O vídeo foi veiculado no programa eleitoral do candidato do PT na televisão no sábado (29) e divulgado nas redes digitais na sexta-feira (28), durante a transmissão da entrevista do senador ao Jornal Nacional.
A peça citava no histórico de Flávio termos como “funcionário fantasma”, “lavagem de dinheiro e organização criminosa”, além de menções ao ex-policial Adriano da Nóbrega e ao caso Banco Master, concluindo com frases de desqualificação ao candidato.
Ao avaliar a representação, a ministra destacou que a estrutura do anúncio excedeu as margens permitidas para a crítica política ao atribuir condutas ilícitas ao parlamentar sem respaldo em investigações formais ou decisões judiciais.

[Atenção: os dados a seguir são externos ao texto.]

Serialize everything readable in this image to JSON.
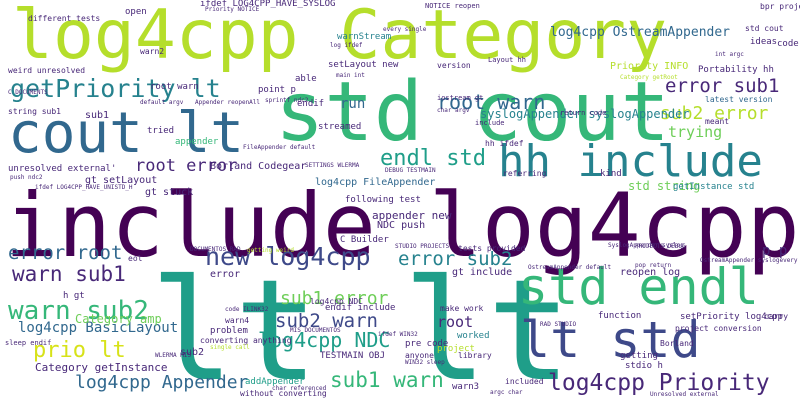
{
  "background": "#ffffff",
  "palette": {
    "p1": "#440154",
    "p2": "#482878",
    "p3": "#3e4989",
    "p4": "#31688e",
    "p5": "#26828e",
    "p6": "#1f9e89",
    "p7": "#35b779",
    "p8": "#6ece58",
    "p9": "#b5de2b",
    "p10": "#d7e219"
  },
  "words": [
    "lt lt",
    "include log4cpp",
    "log4cpp Category",
    "std cout",
    "cout lt",
    "std endl",
    "lt std",
    "hh include",
    "getPriority lt",
    "log4cpp Priority",
    "new log4cpp",
    "log4cpp NDC",
    "warn sub2",
    "root warn",
    "error sub1",
    "endl std",
    "prio lt",
    "warn sub1",
    "error root",
    "sub2 warn",
    "sub1 error",
    "sub1 warn",
    "error sub2",
    "log4cpp Appender",
    "sub2 error",
    "root error",
    "log4cpp OstreamAppender",
    "log4cpp BasicLayout",
    "syslogAppender syslogAppender",
    "trying",
    "root",
    "run",
    "Category amp",
    "Category getInstance",
    "std string",
    "appender new",
    "Borland Codegear",
    "log4cpp FileAppender",
    "ifdef LOG4CPP_HAVE_SYSLOG",
    "setLayout new",
    "NDC push",
    "gt include",
    "reopen log",
    "setPriority log4cpp",
    "getInstance std",
    "gt setLayout",
    "sub1",
    "gt stuck",
    "warnStream",
    "Priority INFO",
    "latest version",
    "following test",
    "p p",
    "unresolved external'",
    "string sub1",
    "weird unresolved",
    "different tests",
    "C Builder",
    "endif include",
    "make work",
    "function",
    "kind",
    "project",
    "library",
    "getting",
    "worked",
    "pre code",
    "included",
    "addAppender",
    "without converting",
    "code pre",
    "Portability hh",
    "sub2",
    "error",
    "warn2",
    "warn3",
    "warn4",
    "h gt",
    "carry",
    "problem",
    "converting anything",
    "TESTMAIN OBJ",
    "anyone",
    "root warn",
    "meant",
    "referring",
    "streamed",
    "tried",
    "appender",
    "point p",
    "able",
    "endif",
    "open",
    "ideas",
    "bpr project",
    "NOTICE reopen",
    "Layout hh",
    "version",
    "iostream gt",
    "return code",
    "std cout",
    "include",
    "sleep endif",
    "SETTINGS WLERMA",
    "DEBUG TESTMAIN",
    "RAD STUDIO",
    "STUDIO PROJECTS",
    "PROJECTS DEBUG",
    "DOCUMENTOS RAD",
    "MIS DOCUMENTOS",
    "WLERMA MIS",
    "project conversion",
    "stdio h",
    "Borland",
    "tests provided",
    "eol",
    "int argc",
    "main int",
    "char argv",
    "log ifdef",
    "hh ifdef",
    "every single",
    "Category getRoot",
    "Unresolved external",
    "OstreamAppender syslogevery",
    "SyslogAppender syslog",
    "OstreamAppender default",
    "pop return",
    "argc char",
    "char referenced",
    "single call",
    "sprintf ndc2",
    "push ndc2",
    "code ILINK32",
    "WIN32 sleep",
    "getting weird",
    "ifdef LOG4CPP_HAVE_UNISTD_H",
    "ifdef WIN32",
    "FileAppender default",
    "Appender reopenAll",
    "default argv",
    "Priority NOTICE",
    "C DOCUMENTS",
    "log4cpp NDC"
  ]
}
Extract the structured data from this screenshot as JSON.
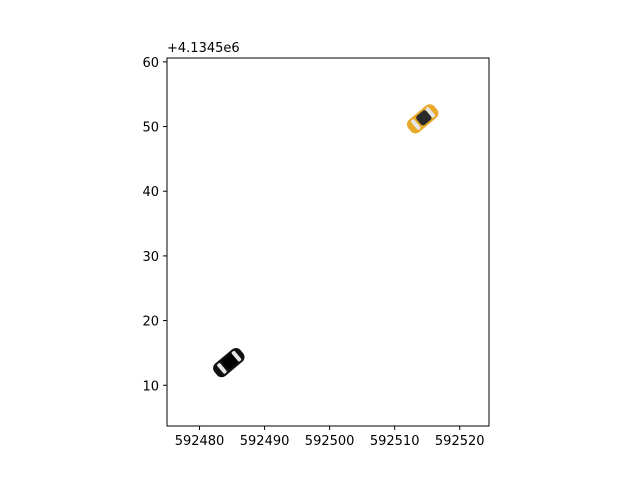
{
  "chart_data": {
    "type": "scatter",
    "title": "",
    "xlabel": "",
    "ylabel": "",
    "y_offset_label": "+4.1345e6",
    "xlim": [
      592475,
      592524.5
    ],
    "ylim": [
      3.7,
      60.6
    ],
    "x_ticks": [
      592480,
      592490,
      592500,
      592510,
      592520
    ],
    "y_ticks": [
      10,
      20,
      30,
      40,
      50,
      60
    ],
    "grid": false,
    "series": [
      {
        "marker": "car",
        "color": "#111111",
        "points": [
          {
            "x": 592484.5,
            "y": 13.5,
            "heading_deg": 40
          }
        ]
      },
      {
        "marker": "car",
        "color": "#e8a92a",
        "points": [
          {
            "x": 592514.3,
            "y": 51.2,
            "heading_deg": 40
          }
        ]
      }
    ]
  }
}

O ponto de maior gravidade assinalado na liminar foi a afirmação de que o senador responderia atualmente a acusações de lavagem de dinheiro e organização criminosa. Segundo a relatora, a veiculação repassou ao público um cenário desconectado da realidade jurídica do representado.
A magistrada apontou que a formatação gráfica semelhante a um documento oficial possui potencial para induzir o eleitorado a erro sobre a situação legal do candidato.
Com a concessão da liminar, a coligação governista fica proibida de reapresentar o conteúdo em qualquer veículo ou rede social. O TSE ordenou a notificação urgente das emissoras de rádio e televisão para o cumprimento imediato da ordem.